Orrick, Herrington & Sutcliffe LLP’s nascent Houston office has gained considerable market share in Latin America thanks to the prominence of the partners and team it has assembled there. The broad projects and energy practice has notable strength in renewables, conventional power, transport infrastructure, and midstream and downstream oil and gas. Mexico is a core focus for the team (the group includes three Mexico-licensed attorneys), but it is also active in Central America, Colombia, Peru, Brazil and Uruguay.
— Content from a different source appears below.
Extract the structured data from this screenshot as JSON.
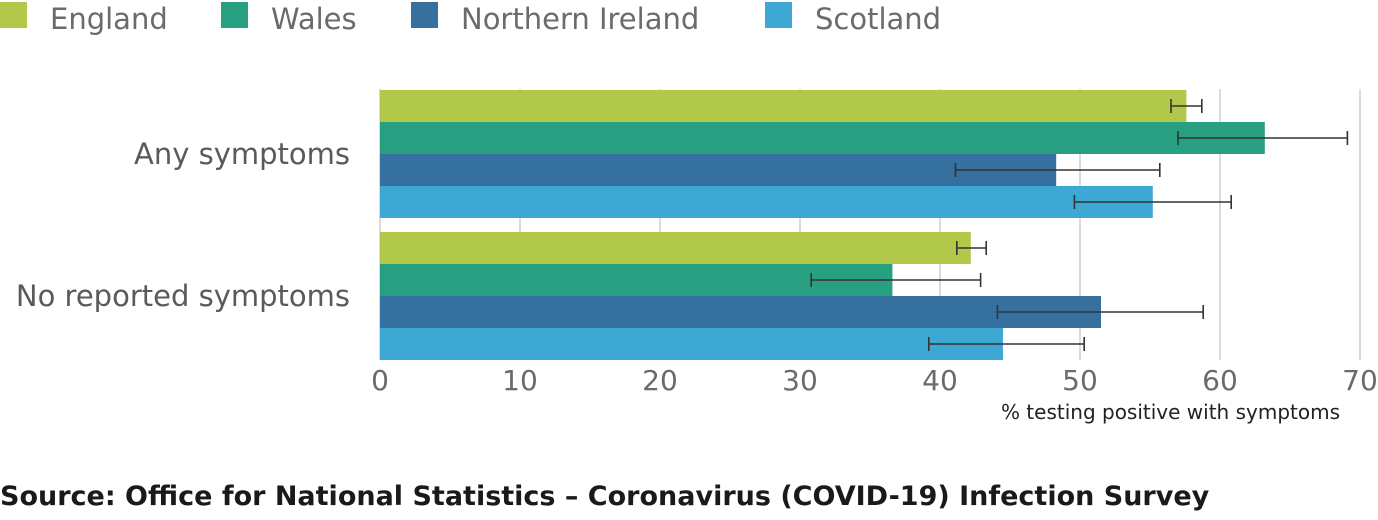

A team led by George Humphrey represented Proman (and its subsidiaries G2X Energy and Gas y Petroquímica de Occidente) in the development of a $1.3bn petrochemical facility in Mexico, with the firm advising on the arrangements and structure of natural gas supply from the US to the site in Mexico. It also continued to advise EDP Renewables on the development and construction of a 200MW wind farm in Coahuila, Mexico. Carlos Treistman and Rodrigo Dominguez head the Latin America practice, which includes key partners George Humphrey, Blake Winburne and Matthew Archer. Paris partner Yves Lepage is also active in the region and advised VINCI Airports on its purchase of regional airports in Colombia. All partners are based in Houston unless stated otherwise.
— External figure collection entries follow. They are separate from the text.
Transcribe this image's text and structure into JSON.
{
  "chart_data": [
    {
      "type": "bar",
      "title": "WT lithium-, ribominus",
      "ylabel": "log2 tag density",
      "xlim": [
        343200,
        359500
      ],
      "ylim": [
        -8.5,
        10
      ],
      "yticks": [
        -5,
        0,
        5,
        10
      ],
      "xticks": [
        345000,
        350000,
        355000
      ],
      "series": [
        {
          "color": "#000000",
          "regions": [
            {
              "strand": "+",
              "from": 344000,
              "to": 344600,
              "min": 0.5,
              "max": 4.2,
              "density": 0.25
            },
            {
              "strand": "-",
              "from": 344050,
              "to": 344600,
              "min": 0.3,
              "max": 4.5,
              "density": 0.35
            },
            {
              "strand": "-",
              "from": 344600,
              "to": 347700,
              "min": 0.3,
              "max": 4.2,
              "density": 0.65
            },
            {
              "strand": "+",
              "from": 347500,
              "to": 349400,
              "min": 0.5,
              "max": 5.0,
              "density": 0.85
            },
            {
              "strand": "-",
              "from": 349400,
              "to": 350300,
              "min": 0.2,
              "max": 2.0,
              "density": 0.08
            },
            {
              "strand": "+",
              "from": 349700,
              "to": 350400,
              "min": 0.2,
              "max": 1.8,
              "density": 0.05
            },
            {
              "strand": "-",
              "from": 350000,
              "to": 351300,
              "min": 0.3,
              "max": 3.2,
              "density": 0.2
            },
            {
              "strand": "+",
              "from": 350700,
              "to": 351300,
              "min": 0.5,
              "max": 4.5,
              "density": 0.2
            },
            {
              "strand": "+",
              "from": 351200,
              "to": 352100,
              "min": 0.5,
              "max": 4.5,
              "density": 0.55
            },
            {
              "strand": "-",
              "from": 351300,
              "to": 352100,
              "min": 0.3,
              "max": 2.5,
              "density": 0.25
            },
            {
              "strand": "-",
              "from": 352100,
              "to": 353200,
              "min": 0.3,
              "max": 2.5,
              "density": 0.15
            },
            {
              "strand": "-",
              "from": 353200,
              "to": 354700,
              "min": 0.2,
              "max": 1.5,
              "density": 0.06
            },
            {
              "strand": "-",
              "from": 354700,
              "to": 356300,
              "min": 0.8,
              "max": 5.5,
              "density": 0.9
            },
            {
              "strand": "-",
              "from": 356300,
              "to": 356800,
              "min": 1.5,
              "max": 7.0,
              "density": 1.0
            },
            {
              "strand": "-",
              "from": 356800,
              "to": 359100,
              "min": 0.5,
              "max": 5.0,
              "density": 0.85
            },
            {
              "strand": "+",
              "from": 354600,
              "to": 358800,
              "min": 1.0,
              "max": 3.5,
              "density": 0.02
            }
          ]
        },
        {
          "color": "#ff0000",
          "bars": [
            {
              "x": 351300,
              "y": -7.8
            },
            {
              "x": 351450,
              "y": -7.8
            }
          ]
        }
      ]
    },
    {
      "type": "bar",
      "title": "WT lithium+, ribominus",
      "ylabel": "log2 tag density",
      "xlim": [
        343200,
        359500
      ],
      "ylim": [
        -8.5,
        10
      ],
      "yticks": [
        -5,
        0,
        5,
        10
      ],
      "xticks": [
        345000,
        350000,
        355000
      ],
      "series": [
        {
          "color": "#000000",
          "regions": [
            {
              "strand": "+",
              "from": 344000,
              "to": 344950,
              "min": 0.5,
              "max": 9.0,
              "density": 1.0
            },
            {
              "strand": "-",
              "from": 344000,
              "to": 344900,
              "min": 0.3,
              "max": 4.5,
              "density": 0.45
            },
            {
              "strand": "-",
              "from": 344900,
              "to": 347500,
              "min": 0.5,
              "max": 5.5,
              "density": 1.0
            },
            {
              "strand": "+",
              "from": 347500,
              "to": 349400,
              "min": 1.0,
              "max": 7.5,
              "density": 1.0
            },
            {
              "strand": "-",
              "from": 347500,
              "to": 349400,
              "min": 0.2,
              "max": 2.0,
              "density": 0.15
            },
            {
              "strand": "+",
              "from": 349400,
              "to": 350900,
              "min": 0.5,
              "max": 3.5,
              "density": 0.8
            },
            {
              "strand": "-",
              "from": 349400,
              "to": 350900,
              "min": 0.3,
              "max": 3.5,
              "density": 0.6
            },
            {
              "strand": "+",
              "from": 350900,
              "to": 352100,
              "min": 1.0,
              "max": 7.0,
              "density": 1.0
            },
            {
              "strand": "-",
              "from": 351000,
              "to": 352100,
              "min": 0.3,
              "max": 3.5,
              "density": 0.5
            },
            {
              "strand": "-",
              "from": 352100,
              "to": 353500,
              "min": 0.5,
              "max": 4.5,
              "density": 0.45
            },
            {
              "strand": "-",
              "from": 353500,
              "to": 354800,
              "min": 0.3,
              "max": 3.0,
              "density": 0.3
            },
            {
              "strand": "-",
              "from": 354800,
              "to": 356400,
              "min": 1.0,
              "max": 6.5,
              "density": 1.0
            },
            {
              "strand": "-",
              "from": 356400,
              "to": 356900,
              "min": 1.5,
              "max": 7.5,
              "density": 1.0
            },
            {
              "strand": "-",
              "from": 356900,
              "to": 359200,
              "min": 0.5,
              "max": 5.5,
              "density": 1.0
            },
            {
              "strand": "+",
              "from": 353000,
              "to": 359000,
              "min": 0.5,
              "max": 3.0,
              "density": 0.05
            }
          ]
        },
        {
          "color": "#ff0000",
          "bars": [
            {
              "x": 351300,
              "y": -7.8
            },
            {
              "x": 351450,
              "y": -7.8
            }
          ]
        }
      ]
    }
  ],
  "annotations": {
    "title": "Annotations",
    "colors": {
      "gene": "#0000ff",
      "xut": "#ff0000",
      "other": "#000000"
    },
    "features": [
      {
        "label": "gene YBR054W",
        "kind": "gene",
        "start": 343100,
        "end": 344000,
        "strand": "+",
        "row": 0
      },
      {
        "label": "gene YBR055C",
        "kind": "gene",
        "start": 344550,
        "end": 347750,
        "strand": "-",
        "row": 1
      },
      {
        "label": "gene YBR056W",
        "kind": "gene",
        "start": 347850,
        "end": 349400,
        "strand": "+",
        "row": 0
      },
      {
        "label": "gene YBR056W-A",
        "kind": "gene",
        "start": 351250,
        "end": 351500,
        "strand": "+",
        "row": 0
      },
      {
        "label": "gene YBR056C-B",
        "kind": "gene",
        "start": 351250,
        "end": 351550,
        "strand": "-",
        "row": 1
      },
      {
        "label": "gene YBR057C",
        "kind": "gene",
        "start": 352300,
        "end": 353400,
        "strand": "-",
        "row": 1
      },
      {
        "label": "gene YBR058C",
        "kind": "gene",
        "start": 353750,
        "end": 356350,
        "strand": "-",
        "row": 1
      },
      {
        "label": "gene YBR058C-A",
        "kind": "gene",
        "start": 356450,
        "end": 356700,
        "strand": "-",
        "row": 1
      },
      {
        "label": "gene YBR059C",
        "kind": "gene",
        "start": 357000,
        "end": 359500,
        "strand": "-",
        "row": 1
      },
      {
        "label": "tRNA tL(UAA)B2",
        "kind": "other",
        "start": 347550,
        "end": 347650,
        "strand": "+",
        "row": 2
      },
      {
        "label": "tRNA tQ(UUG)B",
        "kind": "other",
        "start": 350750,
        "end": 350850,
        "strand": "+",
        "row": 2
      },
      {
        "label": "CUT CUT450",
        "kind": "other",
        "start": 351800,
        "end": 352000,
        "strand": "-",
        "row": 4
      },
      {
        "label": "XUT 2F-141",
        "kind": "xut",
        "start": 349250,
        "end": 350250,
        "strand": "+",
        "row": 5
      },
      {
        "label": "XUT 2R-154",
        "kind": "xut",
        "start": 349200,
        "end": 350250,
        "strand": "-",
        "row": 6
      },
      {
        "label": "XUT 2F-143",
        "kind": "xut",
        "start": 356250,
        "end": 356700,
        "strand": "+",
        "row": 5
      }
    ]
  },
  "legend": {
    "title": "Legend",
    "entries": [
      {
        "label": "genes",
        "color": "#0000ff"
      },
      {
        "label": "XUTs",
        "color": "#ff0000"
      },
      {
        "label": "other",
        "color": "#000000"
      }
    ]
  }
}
Squire Patton Boggs is noted for renewable energy and oil and gas projects in Mexico. Midstream natural gas pipeline-matters are a particular forte of the team, most notably head of the Mexico desk Alvaro Mestre. Fellow Washington DC partner Paul O’Hop is also active in the Latin America region, including in Mexico, Central America, Brazil and Argentina. Houston of counsel Fernando Cano-Lasa is a former Pemex in-house counsel. The firm also has an office in the Dominican Republic.
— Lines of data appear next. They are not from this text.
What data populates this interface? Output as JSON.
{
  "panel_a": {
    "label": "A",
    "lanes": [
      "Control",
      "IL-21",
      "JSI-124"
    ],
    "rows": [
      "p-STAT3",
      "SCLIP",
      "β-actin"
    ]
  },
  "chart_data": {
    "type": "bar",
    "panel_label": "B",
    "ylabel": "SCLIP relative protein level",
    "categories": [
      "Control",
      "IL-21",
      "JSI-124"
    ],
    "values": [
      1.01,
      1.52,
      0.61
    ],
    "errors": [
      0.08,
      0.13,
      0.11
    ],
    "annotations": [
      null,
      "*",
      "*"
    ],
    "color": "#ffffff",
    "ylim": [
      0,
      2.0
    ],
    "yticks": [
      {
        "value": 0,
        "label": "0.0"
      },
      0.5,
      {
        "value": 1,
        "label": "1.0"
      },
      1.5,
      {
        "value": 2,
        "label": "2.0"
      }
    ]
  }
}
Winston & Strawn LLP’s growing Latin America team has a fine record in project finance, including in energy and infrastructure. The firm is ‘top of the pile’ according to one client who suggests that ‘the level of service is exemplary’ with the team ‘clearly understanding clients’ goals’ and delivering on ‘highly structured project finance’ matters. Operating at the forefront of industry trends, it advised the note purchasers in the $412m private placement by Chile’s Inversiones Latin America Power. Claude Serfilippi is ‘extremely responsive’ and ‘draws on his experience to apply concepts from various aspects of his work to create solutions’.